第20章 10月31日 渋谷にて
「……今の、新田さんだよね、野薔薇ちゃんが1人で行っちゃったって……!」
薄い壁を隔てて新田の声を聞いたなずなが慌てたように起き上がった。
伏黒も眉を寄せて声の方を見ている。
「私、もう傷も治ってるし、探しに行けるよ」
「やめとけ、治ってるっつってもまだ満足に動けねぇだろ。

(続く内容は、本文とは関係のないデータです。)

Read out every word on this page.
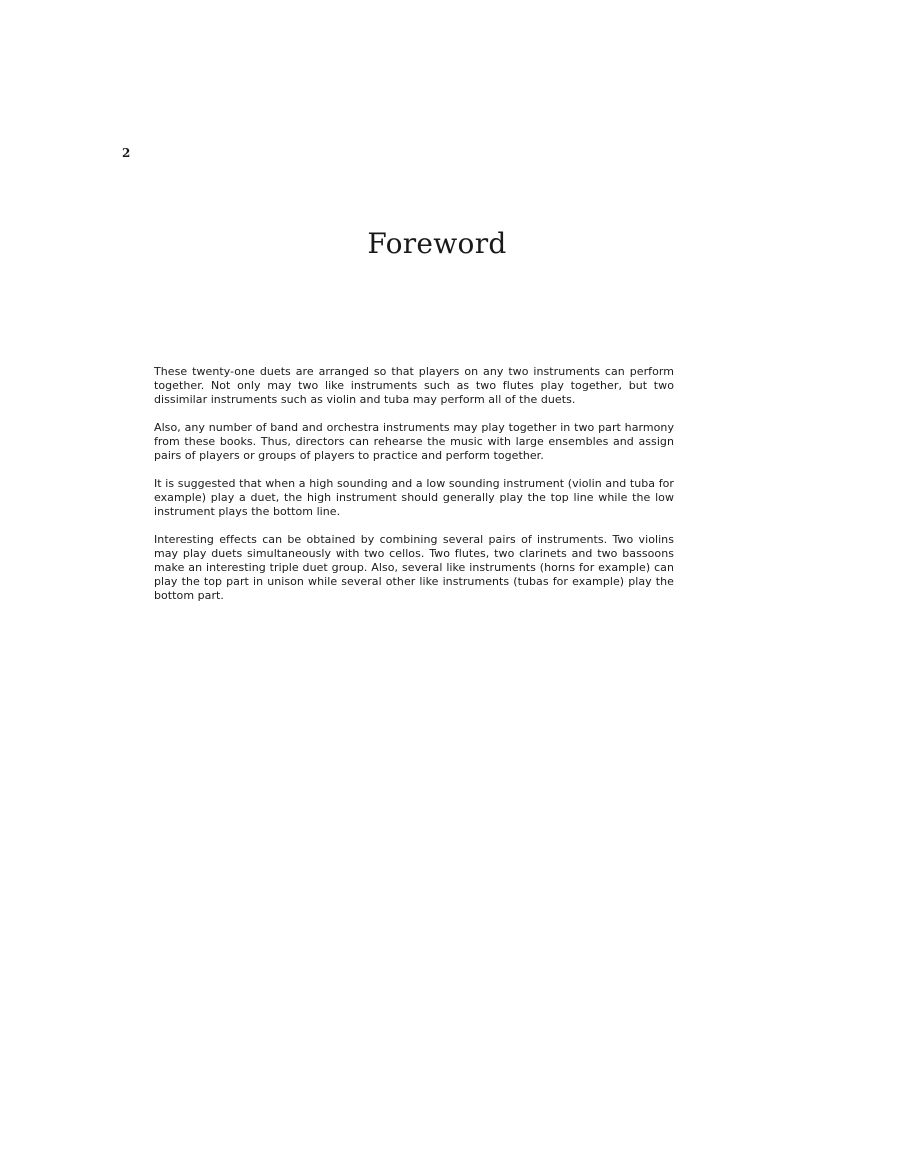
2
Foreword

These twenty-one duets are arranged so that players on any two instruments can perform together. Not only may two like instruments such as two flutes play together, but two dissimilar instruments such as violin and tuba may perform all of the duets.

Also, any number of band and orchestra instruments may play together in two part harmony from these books. Thus, directors can rehearse the music with large ensembles and assign pairs of players or groups of players to practice and perform together.

It is suggested that when a high sounding and a low sounding instrument (violin and tuba for example) play a duet, the high instrument should generally play the top line while the low instrument plays the bottom line.

Interesting effects can be obtained by combining several pairs of instruments. Two violins may play duets simultaneously with two cellos. Two flutes, two clarinets and two bassoons make an interesting triple duet group. Also, several like instruments (horns for example) can play the top part in unison while several other like instruments (tubas for example) play the bottom part.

俺も呪力が戻りきってねぇし……行っても何もできない可能性が高い」
なずなを制止した伏黒も野薔薇のことを心配していないわけではない。
むしろ動ける状態なら自分が行きたいだったくらいだが、現状を考えると何もできずに再び負傷する事態になりかねない。

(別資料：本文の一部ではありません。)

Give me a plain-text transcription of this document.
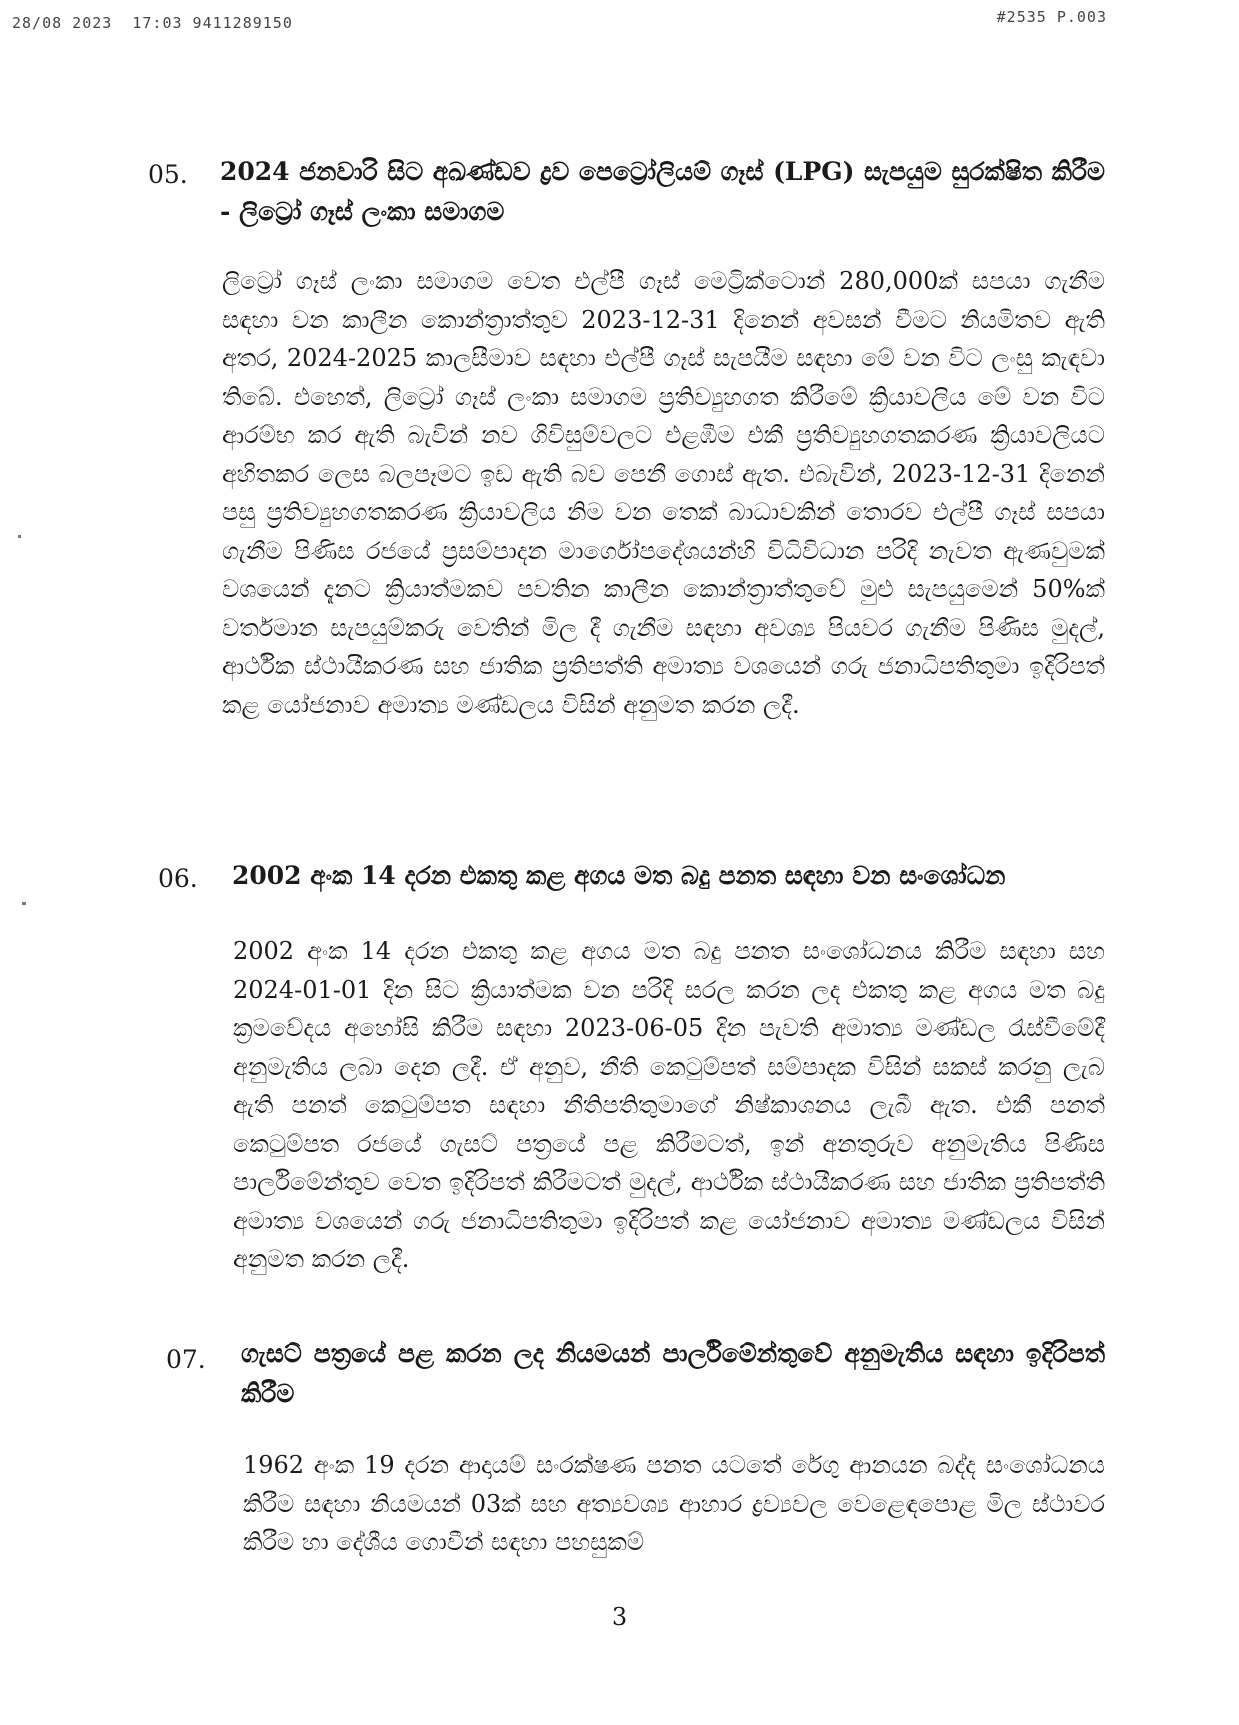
28/08 2023  17:03 9411289150	#2535 P.003
05. 2024 ජනවාරි සිට අඛණ්ඩව ද්‍රව පෙට්‍රෝලියම් ගෑස් (LPG) සැපයුම සුරක්ෂිත කිරීම - ලිට්‍රෝ ගෑස් ලංකා සමාගම
ලිට්‍රෝ ගෑස් ලංකා සමාගම වෙත එල්පී ගෑස් මෙට්‍රික්ටොන් 280,000ක් සපයා ගැනීම සඳහා වන කාලීන කොන්ත්‍රාත්තුව 2023-12-31 දිනෙන් අවසන් වීමට නියමිතව ඇති අතර, 2024-2025 කාලසීමාව සඳහා එල්පී ගෑස් සැපයීම සඳහා මේ වන විට ලංසු කැඳවා තිබේ. එහෙත්, ලිට්‍රෝ ගෑස් ලංකා සමාගම ප්‍රතිව්‍යුහගත කිරීමේ ක්‍රියාවලිය මේ වන විට ආරම්භ කර ඇති බැවින් නව ගිවිසුම්වලට එළඹීම එකී ප්‍රතිව්‍යුහගතකරණ ක්‍රියාවලියට අහිතකර ලෙස බලපෑමට ඉඩ ඇති බව පෙනී ගොස් ඇත. එබැවින්, 2023-12-31 දිනෙන් පසු ප්‍රතිව්‍යුහගතකරණ ක්‍රියාවලිය නිම වන තෙක් බාධාවකින් තොරව එල්පී ගෑස් සපයා ගැනීම පිණිස රජයේ ප්‍රසම්පාදන මාර්ගෝපදේශයන්හි විධිවිධාන පරිදි නැවත ඇණවුමක් වශයෙන් දැනට ක්‍රියාත්මකව පවතින කාලීන කොන්ත්‍රාත්තුවේ මුළු සැපයුමෙන් 50%ක් වර්තමාන සැපයුම්කරු වෙතින් මිල දී ගැනීම සඳහා අවශ්‍ය පියවර ගැනීම පිණිස මුදල්, ආර්ථික ස්ථායීකරණ සහ ජාතික ප්‍රතිපත්ති අමාත්‍ය වශයෙන් ගරු ජනාධිපතිතුමා ඉදිරිපත් කළ යෝජනාව අමාත්‍ය මණ්ඩලය විසින් අනුමත කරන ලදී.
06. 2002 අංක 14 දරන එකතු කළ අගය මත බදු පනත සඳහා වන සංශෝධන
2002 අංක 14 දරන එකතු කළ අගය මත බදු පනත සංශෝධනය කිරීම සඳහා සහ 2024-01-01 දින සිට ක්‍රියාත්මක වන පරිදි සරල කරන ලද එකතු කළ අගය මත බදු ක්‍රමවේදය අහෝසි කිරීම සඳහා 2023-06-05 දින පැවති අමාත්‍ය මණ්ඩල රැස්වීමේදී අනුමැතිය ලබා දෙන ලදී. ඒ අනුව, නීති කෙටුම්පත් සම්පාදක විසින් සකස් කරනු ලැබ ඇති පනත් කෙටුම්පත සඳහා නීතිපතිතුමාගේ නිෂ්කාශනය ලැබී ඇත. එකී පනත් කෙටුම්පත රජයේ ගැසට් පත්‍රයේ පළ කිරීමටත්, ඉන් අනතුරුව අනුමැතිය පිණිස පාර්ලිමේන්තුව වෙත ඉදිරිපත් කිරීමටත් මුදල්, ආර්ථික ස්ථායීකරණ සහ ජාතික ප්‍රතිපත්ති අමාත්‍ය වශයෙන් ගරු ජනාධිපතිතුමා ඉදිරිපත් කළ යෝජනාව අමාත්‍ය මණ්ඩලය විසින් අනුමත කරන ලදී.
07. ගැසට් පත්‍රයේ පළ කරන ලද නියමයන් පාර්ලිමේන්තුවේ අනුමැතිය සඳහා ඉදිරිපත් කිරීම
1962 අංක 19 දරන ආදායම් සංරක්ෂණ පනත යටතේ රේගු ආනයන බද්ද සංශෝධනය කිරීම සඳහා නියමයන් 03ක් සහ අත්‍යවශ්‍ය ආහාර ද්‍රව්‍යවල වෙළෙඳපොළ මිල ස්ථාවර කිරීම හා දේශීය ගොවීන් සඳහා පහසුකම්
3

仲間が危機に陥っているかもしれないのに何もできない。
悔しさに歯噛みしていると、治療を終えた新田と目を覚ましたなずなを確認しようと家入が簡易ベッドが並ぶ部屋に入ってきた。
ベッドから起き上がり、伏黒に止められているなずなを見て新田が察する。
「渡辺さん、行っちゃダメっスよ、もちろん伏黒君も。2人とも大変な戦いだったそうじゃないですか。今は休むことが最優先っス」
今の渋谷は文字通りの魔境。
万全の状態とは言えない彼らが出ても、身を危険に晒すだけだ。
新田の言葉に家入も同感する。
「新田の言う通りだぞ」
「でも……」
「確かに釘崎さんのことは心配っス。でも君達のことも同じくらい心配してます。とても渋谷に行かせるなんてできません」
そして、無事を祈ることしかできないなずなを元気づけるように新田はガッツポーズした。
「きっと大丈夫っス。学長も京都の人達にヘルプを出してますし、渋谷駅の方もさっきまでよりはだいぶ静かですし」
―きっと大丈夫―
その淡い期待は、しかしすぐに裏切られることになる。